The standard Whisper model accepts integer arrays. This distinction caused
"Type mismatch of '/audio'" errors until resolved. Documentation unclear.
Unsigned apps cannot run AppleScript
macOS blocks unsigned apps from querying System Events, even with Automation
permission. Ad-hoc signing with com.apple.security.automation.apple-events entitlement resolves this without Developer ID.
ArrayBuffer detaches in async context
Audio data passed to ctx.waitUntil() becomes unusable. Solution:
store in R2 first, re-fetch within the async handler.
Limitations & Failures
System audio capture not implemented
macOS Sonoma requires a kernel extension or audio driver (like BlackHole) for system audio capture.
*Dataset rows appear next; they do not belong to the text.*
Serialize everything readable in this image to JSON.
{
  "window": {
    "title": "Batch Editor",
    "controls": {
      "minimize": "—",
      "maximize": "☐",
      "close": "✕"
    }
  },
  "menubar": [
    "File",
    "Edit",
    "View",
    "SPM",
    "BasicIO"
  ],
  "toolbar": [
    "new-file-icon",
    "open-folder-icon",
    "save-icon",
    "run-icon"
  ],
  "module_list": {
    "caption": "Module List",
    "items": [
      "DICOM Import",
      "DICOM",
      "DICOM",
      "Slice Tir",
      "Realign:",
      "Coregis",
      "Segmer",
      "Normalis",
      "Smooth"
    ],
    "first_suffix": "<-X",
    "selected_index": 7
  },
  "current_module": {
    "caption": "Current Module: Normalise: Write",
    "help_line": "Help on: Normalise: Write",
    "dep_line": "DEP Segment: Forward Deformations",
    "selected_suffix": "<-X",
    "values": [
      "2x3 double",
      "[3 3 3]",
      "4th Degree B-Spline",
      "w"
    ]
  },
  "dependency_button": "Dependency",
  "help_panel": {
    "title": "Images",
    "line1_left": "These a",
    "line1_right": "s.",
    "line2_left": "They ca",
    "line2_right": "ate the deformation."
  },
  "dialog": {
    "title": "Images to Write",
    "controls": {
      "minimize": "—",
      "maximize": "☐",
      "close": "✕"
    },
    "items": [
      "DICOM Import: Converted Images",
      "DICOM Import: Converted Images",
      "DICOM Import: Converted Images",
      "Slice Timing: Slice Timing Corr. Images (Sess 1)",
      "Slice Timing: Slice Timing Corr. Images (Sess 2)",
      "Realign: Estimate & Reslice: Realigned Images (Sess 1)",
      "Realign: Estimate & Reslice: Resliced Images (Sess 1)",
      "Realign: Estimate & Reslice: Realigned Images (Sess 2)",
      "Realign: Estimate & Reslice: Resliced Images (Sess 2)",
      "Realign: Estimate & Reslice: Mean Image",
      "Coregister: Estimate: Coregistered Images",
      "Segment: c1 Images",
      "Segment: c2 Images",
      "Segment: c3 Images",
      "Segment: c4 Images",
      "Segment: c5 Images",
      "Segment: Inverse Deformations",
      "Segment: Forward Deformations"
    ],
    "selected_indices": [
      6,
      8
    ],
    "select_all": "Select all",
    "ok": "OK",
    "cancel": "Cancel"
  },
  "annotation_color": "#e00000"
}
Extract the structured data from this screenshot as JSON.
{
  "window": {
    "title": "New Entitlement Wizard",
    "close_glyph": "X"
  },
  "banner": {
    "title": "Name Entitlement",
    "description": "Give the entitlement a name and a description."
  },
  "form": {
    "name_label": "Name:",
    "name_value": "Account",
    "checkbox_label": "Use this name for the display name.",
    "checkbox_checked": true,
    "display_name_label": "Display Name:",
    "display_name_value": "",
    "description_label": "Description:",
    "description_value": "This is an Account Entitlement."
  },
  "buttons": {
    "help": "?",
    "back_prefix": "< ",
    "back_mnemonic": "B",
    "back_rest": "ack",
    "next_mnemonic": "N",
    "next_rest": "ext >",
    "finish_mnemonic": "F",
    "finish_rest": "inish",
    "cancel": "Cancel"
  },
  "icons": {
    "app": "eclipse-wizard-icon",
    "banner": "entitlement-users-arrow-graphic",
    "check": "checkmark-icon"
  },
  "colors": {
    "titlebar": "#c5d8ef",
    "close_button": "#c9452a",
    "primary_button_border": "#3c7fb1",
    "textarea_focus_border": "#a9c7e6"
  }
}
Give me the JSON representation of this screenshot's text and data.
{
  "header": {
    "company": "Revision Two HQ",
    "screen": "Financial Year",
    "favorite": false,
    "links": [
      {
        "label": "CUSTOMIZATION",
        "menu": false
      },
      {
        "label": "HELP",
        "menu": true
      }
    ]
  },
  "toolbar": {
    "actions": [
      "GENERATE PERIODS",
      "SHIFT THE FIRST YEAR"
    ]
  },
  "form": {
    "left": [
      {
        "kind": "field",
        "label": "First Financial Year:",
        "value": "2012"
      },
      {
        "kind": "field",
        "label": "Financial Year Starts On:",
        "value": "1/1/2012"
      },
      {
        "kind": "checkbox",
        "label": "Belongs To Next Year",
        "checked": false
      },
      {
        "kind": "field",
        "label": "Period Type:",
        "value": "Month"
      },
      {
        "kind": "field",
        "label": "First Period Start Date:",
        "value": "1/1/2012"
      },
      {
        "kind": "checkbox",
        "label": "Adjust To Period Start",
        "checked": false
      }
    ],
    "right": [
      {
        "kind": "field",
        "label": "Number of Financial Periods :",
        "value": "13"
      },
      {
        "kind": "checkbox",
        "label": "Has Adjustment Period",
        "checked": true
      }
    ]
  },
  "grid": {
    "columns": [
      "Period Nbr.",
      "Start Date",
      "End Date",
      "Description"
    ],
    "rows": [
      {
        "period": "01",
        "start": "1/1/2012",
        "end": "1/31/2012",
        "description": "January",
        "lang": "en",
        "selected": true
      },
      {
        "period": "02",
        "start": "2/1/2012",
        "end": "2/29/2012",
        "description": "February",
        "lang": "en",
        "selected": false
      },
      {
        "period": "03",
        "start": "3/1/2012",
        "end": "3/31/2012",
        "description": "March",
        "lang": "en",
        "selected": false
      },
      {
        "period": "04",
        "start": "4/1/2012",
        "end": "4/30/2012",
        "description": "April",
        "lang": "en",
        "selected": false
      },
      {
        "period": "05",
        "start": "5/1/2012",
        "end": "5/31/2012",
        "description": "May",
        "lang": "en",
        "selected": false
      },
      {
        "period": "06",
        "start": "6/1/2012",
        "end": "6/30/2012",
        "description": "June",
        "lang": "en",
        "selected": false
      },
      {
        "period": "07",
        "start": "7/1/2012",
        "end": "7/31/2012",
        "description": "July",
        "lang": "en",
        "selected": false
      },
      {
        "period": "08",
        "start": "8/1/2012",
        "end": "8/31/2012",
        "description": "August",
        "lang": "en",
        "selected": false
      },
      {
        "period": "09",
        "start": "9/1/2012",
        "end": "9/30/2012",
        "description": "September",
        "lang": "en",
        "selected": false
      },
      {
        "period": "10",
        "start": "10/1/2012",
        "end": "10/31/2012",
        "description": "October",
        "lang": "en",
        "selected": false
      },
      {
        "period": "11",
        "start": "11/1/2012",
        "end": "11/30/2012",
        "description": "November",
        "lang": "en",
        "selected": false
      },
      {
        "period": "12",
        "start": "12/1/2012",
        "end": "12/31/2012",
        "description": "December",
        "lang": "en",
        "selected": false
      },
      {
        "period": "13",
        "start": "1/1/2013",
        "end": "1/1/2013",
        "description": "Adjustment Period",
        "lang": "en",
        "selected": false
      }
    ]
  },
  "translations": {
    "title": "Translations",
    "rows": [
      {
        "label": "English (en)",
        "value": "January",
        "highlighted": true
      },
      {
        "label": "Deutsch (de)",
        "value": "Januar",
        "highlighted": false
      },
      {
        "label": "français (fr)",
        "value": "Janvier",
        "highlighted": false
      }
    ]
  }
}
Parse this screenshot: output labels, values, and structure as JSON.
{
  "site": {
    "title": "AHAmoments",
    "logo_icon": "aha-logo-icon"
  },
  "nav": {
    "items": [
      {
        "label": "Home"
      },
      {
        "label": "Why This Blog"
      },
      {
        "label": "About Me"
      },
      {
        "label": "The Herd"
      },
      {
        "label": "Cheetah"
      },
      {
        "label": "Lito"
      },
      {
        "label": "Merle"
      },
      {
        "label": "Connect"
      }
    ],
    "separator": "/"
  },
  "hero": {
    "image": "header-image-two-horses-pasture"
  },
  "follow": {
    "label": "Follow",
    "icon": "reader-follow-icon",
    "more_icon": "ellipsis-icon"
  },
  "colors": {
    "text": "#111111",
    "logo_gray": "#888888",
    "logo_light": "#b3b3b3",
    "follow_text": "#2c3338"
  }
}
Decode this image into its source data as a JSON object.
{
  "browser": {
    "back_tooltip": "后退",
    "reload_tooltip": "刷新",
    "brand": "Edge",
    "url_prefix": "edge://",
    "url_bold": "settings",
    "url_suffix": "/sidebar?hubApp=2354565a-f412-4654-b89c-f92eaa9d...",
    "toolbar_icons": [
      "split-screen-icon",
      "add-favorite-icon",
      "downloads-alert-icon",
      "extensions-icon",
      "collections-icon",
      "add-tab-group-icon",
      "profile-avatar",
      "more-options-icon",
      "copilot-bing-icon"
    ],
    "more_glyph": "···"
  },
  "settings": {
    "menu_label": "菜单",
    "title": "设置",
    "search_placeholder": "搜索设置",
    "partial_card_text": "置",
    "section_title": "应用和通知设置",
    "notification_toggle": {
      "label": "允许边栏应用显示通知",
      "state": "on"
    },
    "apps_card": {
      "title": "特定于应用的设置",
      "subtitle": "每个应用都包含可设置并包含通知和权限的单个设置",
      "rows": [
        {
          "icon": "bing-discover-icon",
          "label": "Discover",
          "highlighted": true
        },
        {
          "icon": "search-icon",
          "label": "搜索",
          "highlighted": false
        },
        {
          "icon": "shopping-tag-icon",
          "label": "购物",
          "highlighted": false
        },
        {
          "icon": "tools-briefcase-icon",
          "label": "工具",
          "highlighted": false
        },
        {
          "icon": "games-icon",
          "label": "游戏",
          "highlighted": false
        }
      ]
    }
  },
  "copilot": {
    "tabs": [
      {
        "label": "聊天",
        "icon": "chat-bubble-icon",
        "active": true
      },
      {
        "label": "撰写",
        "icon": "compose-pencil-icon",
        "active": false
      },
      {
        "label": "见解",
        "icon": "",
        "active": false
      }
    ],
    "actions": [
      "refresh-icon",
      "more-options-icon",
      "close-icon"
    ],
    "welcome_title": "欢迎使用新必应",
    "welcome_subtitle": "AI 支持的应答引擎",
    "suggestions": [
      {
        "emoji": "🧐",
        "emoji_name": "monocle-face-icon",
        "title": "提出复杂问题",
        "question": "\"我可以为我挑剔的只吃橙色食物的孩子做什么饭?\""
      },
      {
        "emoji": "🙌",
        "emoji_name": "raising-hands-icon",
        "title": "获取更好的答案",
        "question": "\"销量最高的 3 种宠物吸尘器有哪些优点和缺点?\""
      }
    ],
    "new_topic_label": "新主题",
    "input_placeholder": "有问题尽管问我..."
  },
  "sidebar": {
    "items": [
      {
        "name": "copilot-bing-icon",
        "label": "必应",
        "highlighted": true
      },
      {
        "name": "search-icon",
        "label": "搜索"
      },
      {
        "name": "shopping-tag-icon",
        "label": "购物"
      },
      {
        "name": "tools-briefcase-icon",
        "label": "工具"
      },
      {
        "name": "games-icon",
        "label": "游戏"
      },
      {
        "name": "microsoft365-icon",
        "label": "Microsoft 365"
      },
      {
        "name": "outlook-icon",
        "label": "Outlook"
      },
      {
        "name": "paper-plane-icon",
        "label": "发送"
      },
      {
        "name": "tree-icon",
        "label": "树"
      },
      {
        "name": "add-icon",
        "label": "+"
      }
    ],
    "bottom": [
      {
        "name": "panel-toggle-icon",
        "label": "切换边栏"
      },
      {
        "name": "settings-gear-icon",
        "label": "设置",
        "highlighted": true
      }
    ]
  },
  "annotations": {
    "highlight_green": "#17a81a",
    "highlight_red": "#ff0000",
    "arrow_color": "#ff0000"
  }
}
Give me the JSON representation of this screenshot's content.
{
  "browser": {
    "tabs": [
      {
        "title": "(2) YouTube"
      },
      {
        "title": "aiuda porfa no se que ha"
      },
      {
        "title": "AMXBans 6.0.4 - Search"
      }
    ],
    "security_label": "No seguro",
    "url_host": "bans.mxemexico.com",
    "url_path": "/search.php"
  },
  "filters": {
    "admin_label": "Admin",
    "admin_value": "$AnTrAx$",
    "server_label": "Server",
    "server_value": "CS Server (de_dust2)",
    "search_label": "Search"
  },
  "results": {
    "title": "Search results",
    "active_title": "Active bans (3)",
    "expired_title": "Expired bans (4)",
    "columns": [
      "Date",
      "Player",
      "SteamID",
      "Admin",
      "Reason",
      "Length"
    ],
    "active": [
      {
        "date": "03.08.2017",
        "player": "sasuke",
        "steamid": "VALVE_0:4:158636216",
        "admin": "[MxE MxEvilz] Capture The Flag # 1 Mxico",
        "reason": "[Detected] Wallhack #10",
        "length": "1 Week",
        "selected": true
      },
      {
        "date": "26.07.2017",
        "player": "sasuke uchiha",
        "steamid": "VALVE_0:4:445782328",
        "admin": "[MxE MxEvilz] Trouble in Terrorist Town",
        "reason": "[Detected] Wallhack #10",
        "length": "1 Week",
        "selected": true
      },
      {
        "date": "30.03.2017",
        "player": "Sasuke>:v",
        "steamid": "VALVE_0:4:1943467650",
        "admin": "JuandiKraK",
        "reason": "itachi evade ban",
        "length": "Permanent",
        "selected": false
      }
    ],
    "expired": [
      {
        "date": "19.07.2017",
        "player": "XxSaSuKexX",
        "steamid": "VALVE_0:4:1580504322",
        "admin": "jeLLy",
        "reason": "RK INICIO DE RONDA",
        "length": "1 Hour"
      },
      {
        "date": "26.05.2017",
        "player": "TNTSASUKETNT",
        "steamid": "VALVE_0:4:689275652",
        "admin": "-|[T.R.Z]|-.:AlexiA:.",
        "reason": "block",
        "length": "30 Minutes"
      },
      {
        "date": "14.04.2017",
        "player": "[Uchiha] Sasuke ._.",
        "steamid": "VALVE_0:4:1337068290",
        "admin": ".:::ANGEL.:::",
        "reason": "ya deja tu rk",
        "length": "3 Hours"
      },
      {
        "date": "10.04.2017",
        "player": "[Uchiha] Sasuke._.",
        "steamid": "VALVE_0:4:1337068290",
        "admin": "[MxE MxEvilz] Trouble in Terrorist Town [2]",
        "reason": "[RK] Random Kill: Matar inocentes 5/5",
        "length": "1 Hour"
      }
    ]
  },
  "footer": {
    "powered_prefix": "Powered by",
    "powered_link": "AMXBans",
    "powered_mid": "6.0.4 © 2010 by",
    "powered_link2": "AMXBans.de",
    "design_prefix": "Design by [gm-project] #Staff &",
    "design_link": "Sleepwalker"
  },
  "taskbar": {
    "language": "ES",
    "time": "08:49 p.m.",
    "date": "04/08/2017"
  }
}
This experiment captures microphone only—participant voices are clear, but shared content audio is not captured. A production tool would need to integrate with an audio routing solution.
Auto-stop detection unreliable
Zoom's helper processes (CptHost, caphost) don't terminate predictably when a meeting ends. AppleScript window-count detection has false positives. Current implementation requires manual stop. Acceptable for personal use; would need improvement for broader adoption.
Transcription accuracy varies
Whisper performs well for clear speech but struggles with overlapping voices, technical jargon, and non-English content. No quantitative WER measurement performed in this experiment.
Reproducibility
Prerequisites
- macOS 14+ (Sonoma) with Xcode 15+
- Cloudflare account with Workers AI access
- Microphone permission granted to app
- Automation permission for System Events
Expected Challenges
- Code signing: Without ad-hoc signing, AppleScript will fail silently
- Whisper input format: Use Base64, not ArrayBuffer for turbo model
- D1 FTS5: Full-text search virtual tables may cause database corruption
Starting Prompt
Build a macOS menubar app that: 1. Detects when Zoom/Meet/Teams starts a call 2. Records microphone audio 3. Uploads to a Cloudflare Worker on stop 4. Transcribes via Whisper and stores in D1 Use: Swift/SwiftUI, AVFoundation, NSWorkspace Constraints: No UI during recording, <500 LOC total
Conclusion
The hypothesis is partially validated. A minimal transcription tool achieves Zuhandenheit for its core function—zero attention during meetings, automatic transcription after. The tool recedes.
However, the manual stop requirement and microphone-only capture represent failures to fully disappear. A tool that demands even one interaction per meeting has not completely achieved ready-to-hand status.
"Weniger, aber besser."
— Dieter Rams
Less, but better. The discipline of removal produced a functional tool in ~600 LOC across two components. Whether "better" depends on use case: for personal meeting notes, this suffices. For team collaboration, the removed features become necessary.